When she was 26 weeks pregnant, Mayron started bleeding internally.
“I set up to go to the bathroom and I was just gushing blood. I had a white rug in front of my door, and there was just blood everywhere.” Mayron had an emergency hysterectomy to save her life, which means she won’t be able to carry a child in the future.
‘I’m blessed because I’m here and she’s here’
Baby Elayna was born premature and spent the first week of her life in intensive care and still has a long road ahead of her. On one occasion, Elayna stopped breathing and Mayron had to give her CPR until the emergency services arrived. She is the size of a newborn but growing stronger.
“I’m blessed because I’m here and she’s here,” says Mayron. “I felt alone and scared during my pregnancy. I never want to go through that again.”
The hospital which treated Mayron will not comment on her case. But one of her doctors agrees to speak to me in a personal capacity. Dr Sarah Osmundson is a maternal foetal medicine specialist, who feels compelled to speak out.
“We have a law in Tennessee that has made it impossible for me to fulfil my duties as a physician and honour patients’ choices when they’re faced with incredibly difficult decisions,” she says.
Anti-abortion campaigners may point to Mayron’s case and say it’s a victory.

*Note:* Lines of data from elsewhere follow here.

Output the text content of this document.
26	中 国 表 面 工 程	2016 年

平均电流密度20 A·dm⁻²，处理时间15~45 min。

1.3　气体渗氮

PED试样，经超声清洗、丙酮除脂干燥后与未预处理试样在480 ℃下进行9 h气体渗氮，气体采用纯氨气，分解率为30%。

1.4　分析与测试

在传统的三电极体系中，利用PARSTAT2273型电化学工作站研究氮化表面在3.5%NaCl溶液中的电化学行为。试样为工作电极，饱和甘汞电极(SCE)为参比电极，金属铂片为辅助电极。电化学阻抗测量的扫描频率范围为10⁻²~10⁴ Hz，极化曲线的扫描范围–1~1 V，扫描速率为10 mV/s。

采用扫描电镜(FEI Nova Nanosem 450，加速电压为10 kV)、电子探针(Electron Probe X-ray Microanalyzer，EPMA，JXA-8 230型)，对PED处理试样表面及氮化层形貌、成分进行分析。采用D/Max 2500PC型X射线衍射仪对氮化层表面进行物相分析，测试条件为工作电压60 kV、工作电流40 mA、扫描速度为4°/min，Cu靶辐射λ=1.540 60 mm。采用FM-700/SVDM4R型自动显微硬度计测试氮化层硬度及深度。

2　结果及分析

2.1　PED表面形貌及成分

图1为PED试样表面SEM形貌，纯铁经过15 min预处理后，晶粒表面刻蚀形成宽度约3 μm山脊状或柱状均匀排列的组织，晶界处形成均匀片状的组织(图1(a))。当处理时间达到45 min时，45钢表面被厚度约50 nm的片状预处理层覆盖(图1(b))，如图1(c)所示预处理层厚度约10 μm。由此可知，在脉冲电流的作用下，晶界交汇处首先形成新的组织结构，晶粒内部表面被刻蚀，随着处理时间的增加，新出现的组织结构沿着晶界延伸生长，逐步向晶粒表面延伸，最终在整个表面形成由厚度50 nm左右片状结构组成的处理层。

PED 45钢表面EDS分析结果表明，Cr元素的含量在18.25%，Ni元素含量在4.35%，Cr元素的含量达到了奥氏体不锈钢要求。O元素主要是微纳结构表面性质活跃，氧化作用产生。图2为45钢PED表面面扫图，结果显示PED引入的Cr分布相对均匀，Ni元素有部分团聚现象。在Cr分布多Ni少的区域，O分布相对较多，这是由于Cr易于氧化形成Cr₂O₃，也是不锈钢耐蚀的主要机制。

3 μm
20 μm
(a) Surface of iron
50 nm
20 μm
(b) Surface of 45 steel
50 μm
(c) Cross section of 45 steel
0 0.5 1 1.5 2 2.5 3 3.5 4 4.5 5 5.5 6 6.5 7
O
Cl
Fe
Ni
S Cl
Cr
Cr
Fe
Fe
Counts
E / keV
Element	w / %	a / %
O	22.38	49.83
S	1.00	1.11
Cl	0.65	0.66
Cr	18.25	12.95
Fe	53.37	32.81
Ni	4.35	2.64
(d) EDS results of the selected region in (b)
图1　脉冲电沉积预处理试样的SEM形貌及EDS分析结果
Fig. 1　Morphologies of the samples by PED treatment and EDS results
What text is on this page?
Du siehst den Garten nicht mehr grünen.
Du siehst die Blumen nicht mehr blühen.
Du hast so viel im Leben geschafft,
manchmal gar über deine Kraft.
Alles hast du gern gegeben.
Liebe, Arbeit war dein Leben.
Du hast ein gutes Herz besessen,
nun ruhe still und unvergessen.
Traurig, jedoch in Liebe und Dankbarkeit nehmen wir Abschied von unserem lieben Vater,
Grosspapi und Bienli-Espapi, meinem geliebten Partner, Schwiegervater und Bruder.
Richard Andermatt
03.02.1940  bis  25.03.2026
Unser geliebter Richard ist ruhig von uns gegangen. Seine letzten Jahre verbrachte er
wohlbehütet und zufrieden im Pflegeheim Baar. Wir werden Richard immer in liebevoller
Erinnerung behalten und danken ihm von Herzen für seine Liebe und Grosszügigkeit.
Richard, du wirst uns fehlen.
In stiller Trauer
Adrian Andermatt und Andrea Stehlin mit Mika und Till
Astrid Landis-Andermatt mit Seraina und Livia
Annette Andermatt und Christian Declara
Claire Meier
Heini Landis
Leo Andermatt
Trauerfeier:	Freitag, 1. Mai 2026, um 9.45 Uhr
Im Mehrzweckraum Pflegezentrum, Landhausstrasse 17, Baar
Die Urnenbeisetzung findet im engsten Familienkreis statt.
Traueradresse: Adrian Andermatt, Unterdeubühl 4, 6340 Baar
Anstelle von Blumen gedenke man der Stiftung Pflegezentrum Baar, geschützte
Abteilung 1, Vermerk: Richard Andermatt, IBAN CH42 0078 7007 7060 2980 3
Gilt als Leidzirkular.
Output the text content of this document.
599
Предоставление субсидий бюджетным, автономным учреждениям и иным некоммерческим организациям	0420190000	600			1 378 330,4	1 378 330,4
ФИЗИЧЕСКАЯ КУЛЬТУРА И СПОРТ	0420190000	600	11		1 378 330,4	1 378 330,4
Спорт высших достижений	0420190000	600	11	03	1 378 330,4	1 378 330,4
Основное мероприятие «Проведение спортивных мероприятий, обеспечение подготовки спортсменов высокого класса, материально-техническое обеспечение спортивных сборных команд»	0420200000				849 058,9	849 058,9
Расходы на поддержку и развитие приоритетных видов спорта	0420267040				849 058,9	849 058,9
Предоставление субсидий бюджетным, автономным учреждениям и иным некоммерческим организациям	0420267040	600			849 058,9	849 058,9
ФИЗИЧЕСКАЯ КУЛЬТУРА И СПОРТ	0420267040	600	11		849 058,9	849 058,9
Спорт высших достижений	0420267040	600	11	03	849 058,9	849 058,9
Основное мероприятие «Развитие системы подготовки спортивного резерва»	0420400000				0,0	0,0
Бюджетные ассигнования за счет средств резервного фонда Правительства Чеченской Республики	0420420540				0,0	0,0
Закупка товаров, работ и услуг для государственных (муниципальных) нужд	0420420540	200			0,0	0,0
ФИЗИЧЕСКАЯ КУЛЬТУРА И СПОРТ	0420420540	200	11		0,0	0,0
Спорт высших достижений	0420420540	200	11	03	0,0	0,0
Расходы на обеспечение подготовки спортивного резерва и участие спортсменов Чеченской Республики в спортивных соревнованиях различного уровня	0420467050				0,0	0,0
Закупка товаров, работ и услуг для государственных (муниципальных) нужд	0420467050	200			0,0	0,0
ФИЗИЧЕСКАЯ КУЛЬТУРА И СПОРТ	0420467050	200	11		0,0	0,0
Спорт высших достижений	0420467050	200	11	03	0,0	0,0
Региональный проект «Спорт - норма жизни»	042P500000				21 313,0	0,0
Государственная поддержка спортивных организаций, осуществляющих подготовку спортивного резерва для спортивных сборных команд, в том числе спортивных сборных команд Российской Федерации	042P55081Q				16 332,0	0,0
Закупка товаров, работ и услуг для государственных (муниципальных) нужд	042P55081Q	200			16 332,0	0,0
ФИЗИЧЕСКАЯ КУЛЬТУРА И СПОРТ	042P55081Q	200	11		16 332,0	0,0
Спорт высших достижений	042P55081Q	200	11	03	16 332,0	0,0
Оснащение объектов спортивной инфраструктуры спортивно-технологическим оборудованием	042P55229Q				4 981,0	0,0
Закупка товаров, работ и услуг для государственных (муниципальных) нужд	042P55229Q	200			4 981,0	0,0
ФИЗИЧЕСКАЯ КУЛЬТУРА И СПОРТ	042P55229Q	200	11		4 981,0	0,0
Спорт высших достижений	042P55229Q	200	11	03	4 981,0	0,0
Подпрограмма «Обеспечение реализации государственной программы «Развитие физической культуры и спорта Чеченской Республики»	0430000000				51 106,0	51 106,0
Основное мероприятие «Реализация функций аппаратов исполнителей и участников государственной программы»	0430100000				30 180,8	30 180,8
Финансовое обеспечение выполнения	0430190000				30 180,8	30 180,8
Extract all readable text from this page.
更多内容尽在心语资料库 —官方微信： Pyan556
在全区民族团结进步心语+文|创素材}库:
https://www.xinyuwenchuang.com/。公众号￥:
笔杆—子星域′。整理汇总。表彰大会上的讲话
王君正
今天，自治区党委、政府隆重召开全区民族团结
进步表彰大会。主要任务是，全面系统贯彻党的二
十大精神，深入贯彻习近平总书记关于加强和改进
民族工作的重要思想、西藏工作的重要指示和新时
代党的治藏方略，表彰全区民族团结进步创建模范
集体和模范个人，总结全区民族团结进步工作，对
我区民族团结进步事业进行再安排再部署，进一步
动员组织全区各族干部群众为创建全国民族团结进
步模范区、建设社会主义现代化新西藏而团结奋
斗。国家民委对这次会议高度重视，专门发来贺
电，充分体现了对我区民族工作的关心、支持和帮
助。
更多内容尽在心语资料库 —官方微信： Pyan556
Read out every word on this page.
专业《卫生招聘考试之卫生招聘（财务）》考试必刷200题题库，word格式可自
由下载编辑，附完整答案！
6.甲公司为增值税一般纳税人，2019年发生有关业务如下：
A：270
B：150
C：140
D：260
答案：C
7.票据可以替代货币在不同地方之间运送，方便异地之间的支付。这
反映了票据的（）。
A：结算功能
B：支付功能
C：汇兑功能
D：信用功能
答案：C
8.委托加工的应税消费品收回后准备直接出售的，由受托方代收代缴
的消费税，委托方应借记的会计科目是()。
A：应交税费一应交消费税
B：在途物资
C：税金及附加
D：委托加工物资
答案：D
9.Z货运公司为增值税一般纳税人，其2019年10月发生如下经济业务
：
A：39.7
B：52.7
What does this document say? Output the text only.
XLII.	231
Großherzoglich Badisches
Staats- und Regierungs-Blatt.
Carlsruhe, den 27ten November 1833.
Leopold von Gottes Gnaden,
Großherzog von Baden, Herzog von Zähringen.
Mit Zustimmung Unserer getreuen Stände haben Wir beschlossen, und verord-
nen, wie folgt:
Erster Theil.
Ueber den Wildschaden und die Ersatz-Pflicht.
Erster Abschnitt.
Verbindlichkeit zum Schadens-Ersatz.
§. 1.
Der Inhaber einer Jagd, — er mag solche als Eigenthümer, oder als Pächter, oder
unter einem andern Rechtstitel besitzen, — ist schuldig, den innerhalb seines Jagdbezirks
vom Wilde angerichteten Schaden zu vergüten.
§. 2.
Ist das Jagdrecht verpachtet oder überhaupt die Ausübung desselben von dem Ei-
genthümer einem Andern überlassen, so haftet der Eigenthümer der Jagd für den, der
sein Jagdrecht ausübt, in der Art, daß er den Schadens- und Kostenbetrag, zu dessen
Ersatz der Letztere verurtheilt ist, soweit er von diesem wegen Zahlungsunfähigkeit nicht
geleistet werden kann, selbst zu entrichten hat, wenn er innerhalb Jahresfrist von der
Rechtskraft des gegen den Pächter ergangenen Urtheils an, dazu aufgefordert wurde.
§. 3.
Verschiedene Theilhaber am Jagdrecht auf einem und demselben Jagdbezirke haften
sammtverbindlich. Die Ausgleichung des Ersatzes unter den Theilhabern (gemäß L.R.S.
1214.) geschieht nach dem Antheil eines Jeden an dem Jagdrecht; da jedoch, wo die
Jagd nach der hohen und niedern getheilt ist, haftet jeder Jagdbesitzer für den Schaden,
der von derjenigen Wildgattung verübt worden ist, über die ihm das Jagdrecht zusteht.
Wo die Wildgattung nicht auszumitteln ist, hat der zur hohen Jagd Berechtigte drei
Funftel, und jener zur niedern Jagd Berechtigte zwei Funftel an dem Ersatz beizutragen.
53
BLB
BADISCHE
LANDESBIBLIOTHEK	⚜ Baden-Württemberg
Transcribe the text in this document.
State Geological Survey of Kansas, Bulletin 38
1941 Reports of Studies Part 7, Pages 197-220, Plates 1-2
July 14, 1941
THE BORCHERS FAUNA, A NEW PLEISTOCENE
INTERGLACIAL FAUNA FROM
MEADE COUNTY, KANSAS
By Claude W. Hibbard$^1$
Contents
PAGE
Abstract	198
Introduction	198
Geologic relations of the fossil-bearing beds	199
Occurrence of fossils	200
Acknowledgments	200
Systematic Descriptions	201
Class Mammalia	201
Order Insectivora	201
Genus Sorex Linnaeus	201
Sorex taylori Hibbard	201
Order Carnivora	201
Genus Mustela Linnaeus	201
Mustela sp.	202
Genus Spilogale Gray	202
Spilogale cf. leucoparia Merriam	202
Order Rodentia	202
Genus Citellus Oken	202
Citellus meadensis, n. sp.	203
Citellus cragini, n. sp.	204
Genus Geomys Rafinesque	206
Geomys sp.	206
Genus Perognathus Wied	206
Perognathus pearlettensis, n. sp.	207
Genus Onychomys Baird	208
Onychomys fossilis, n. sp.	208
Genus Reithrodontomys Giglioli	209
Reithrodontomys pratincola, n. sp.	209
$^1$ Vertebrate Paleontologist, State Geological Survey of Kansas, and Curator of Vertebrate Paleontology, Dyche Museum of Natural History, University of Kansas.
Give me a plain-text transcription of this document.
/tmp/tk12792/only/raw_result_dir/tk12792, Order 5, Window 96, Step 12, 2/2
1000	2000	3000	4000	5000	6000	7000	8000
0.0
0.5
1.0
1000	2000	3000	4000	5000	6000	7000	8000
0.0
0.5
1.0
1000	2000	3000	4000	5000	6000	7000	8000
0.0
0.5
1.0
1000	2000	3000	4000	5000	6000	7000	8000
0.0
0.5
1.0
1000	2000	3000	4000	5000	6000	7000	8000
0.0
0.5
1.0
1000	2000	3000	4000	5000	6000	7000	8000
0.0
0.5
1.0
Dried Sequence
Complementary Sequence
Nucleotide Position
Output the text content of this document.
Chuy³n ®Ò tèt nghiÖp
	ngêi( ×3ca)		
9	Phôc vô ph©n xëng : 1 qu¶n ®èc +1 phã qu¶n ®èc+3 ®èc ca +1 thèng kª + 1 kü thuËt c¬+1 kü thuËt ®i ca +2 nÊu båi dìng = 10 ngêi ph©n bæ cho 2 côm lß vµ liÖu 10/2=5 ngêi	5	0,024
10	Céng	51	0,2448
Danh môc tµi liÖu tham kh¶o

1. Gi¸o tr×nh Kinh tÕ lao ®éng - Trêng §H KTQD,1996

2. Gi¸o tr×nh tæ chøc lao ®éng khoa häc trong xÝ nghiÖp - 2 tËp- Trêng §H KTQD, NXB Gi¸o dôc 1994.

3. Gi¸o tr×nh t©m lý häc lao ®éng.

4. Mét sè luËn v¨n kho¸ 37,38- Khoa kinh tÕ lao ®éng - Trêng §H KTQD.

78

I ask Dr Osmundson if she feels that way. “We are so happy that she has a live baby,” she says. “But even now, her baby is not out of the woods for a long time. It’s a small victory in that she didn’t die. But I think that’s a very low bar to set.”
Even some of those who initially supported the law are now backing away from it.
Tennessee Senator Richard Briggs sponsored the bill when it landed on his desk in 2019, but he treated it as a hypothetical, assuming Roe versus Wade would never be overturned.
I ask him if he was basically playing a dangerous game with the lives of women in Tennessee? “That’s a legitimate question,” he says. “I don’t regret signing it because we don’t need to terminate normal pregnancies. I know there’s sometimes unusual circumstances so maybe we should have had more discussion.”
Deborah and Mayron’s stories highlight the potentially catastrophic consequences of restricting access to abortion healthcare. But there is also the wider question about a woman’s right to choose. A recent poll suggests that since Roe versus Wade was overturned, support for early stage abortions (up to the first 12 weeks) are at a record high, having increased from 67% to 69%.
There is also a legal battle raging over access to the abortion pill mifepristone, which – as part of a two pill protocol – accounts for more than half of abortions in the US. It was approved by the public health regulator, the FDA, more than two decades ago but a judge in Texas recently ruled that it is unsafe. If mifepristone was to be taken off the shelves it would drastically alter – once more – abortion access across the country.
Deborah tells me she is speaking out so no other woman has to go through what she did. “I want other people to see how complex abortion is, and to help them realise that maybe it should be left up to the doctor and the woman. Politicians shouldn’t be involved.”